The United States has threatened those potentially assisting the return of an Iranian-operated supertanker that has been released by Gibraltar after more than a month of detention there by Britain.
A State Department official was cited by Reuters as saying on Monday that aiding the vessel dubbed Adrian Darya 1 has “potential criminal consequences.”
On July 4, Britain’s naval forces unlawfully seized the vessel, then known as Grace 1, and its cargo of 2.1 million barrels of oil in the Strait of Gibraltar under the pretext that the supertanker had been suspected of carrying crude to Syria in violation of the European Union’s unilateral sanctions against the Arab country.
Tehran, however, rejected London’s claim about the tanker’s destination and slammed the seizure as “piracy.”
On Thursday, Gibraltar’s government announced it was releasing the supertanker despite pressure from the US for the vessel’s continued detainment.
Soon after the announcement, the US Department of Justice unveiled a warrant for the seizure of the ship. Gibraltar, however, knocked back the request.

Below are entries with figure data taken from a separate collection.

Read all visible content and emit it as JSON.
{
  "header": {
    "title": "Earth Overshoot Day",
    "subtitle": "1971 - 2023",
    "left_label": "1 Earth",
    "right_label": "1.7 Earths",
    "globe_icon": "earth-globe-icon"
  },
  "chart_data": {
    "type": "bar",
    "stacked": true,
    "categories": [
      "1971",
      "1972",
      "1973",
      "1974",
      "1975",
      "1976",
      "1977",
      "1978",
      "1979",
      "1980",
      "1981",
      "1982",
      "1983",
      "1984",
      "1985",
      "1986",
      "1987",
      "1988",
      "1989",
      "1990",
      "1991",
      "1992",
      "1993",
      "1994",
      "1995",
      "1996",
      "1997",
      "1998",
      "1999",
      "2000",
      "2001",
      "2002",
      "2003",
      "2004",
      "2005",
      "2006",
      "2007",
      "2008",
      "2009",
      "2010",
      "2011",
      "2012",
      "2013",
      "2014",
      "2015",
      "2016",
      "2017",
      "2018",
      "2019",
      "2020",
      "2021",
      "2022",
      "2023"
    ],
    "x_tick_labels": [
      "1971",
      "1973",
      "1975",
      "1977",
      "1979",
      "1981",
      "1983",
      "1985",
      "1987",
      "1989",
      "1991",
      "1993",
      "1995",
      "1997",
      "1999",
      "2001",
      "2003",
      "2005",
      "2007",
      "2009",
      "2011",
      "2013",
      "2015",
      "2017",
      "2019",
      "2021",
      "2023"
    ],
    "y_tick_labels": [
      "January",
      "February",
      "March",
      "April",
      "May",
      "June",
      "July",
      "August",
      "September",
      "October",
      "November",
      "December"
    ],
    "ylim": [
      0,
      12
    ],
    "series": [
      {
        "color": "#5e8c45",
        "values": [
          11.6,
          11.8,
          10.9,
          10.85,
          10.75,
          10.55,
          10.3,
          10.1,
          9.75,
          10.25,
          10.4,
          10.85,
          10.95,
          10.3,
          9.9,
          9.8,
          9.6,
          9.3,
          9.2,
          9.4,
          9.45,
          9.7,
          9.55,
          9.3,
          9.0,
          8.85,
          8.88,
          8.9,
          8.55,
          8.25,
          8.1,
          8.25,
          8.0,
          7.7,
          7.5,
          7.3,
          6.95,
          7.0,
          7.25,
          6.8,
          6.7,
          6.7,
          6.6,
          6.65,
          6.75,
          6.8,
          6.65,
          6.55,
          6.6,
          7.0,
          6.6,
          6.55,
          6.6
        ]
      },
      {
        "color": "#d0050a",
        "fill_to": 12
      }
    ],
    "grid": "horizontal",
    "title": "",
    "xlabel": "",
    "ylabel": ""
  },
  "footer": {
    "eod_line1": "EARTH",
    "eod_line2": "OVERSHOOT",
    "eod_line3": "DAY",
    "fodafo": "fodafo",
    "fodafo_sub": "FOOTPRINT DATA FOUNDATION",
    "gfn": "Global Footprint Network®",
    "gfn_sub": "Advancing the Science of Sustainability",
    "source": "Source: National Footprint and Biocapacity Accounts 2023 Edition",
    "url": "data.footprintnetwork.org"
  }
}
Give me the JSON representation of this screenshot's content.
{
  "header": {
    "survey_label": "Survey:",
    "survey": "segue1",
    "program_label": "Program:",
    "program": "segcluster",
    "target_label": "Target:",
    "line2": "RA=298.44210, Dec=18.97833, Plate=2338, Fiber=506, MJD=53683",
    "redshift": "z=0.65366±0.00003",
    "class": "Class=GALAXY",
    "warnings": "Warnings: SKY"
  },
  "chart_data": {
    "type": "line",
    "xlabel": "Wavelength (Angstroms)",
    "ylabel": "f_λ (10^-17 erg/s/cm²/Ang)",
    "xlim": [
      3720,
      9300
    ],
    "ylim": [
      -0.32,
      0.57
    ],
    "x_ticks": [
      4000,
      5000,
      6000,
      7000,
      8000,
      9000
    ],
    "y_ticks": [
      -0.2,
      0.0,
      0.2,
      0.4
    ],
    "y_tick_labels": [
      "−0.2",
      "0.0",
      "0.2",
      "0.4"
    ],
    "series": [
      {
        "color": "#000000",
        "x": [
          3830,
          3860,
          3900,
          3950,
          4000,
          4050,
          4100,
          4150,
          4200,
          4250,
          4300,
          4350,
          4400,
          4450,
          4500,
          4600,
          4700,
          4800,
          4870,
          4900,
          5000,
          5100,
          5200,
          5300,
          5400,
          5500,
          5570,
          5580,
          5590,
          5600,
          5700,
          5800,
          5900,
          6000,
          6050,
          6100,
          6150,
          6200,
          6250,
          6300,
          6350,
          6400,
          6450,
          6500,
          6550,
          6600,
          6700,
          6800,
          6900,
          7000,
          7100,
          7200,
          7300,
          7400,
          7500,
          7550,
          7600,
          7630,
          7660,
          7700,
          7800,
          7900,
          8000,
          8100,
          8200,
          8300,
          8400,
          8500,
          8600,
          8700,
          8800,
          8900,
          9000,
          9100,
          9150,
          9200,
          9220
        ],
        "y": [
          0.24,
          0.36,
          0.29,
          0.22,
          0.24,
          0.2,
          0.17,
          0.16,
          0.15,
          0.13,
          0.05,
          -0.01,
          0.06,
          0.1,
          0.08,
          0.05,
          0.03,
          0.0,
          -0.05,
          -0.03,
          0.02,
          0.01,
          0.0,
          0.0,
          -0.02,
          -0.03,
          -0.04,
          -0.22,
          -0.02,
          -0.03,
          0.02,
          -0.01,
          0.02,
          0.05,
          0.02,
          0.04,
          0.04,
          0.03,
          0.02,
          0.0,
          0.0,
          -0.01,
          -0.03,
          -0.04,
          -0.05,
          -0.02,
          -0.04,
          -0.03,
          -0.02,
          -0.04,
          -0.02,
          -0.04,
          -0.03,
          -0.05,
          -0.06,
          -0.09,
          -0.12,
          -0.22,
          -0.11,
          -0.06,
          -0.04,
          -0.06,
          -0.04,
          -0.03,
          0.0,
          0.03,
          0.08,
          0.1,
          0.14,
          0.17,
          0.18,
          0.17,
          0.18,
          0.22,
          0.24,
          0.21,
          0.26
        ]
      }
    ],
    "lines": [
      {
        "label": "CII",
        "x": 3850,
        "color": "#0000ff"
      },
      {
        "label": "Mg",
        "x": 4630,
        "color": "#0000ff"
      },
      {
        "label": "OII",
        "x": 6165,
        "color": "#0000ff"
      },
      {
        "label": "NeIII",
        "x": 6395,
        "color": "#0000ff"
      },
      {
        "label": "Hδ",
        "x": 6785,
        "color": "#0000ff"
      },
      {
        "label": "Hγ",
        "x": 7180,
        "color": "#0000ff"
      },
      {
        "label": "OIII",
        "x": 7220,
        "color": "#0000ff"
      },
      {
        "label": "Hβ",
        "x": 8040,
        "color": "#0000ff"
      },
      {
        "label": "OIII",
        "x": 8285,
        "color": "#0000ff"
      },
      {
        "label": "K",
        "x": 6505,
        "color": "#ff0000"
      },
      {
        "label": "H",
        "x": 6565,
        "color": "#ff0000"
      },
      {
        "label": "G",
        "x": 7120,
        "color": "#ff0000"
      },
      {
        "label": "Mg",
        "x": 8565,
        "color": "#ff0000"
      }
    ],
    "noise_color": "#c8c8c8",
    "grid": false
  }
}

The US official, who was relaying the threat against provision of assistance to the supertanker, said Washington had conveyed its "strong position" to the government in Greece as well as all Mediterranean ports regarding likely facilitation of Adrian Darya 1’s journey.
The official alleged that Adrian Darya 1 was in the service of the Islamic Revolution Guards Corps (IRGC), Iran’s elite defense force, which Washington has unilaterally blacklisted as a “terrorist organization.”
The official added that any efforts to assist the tanker could be considered as providing material support to “a US-designated foreign terrorist organization,” Reuters added.
Rejecting the US Justice Department’s request last Sunday, Gibraltar’s government said that “the EU sanctions regime on Iran is fundamentally different to that of the US."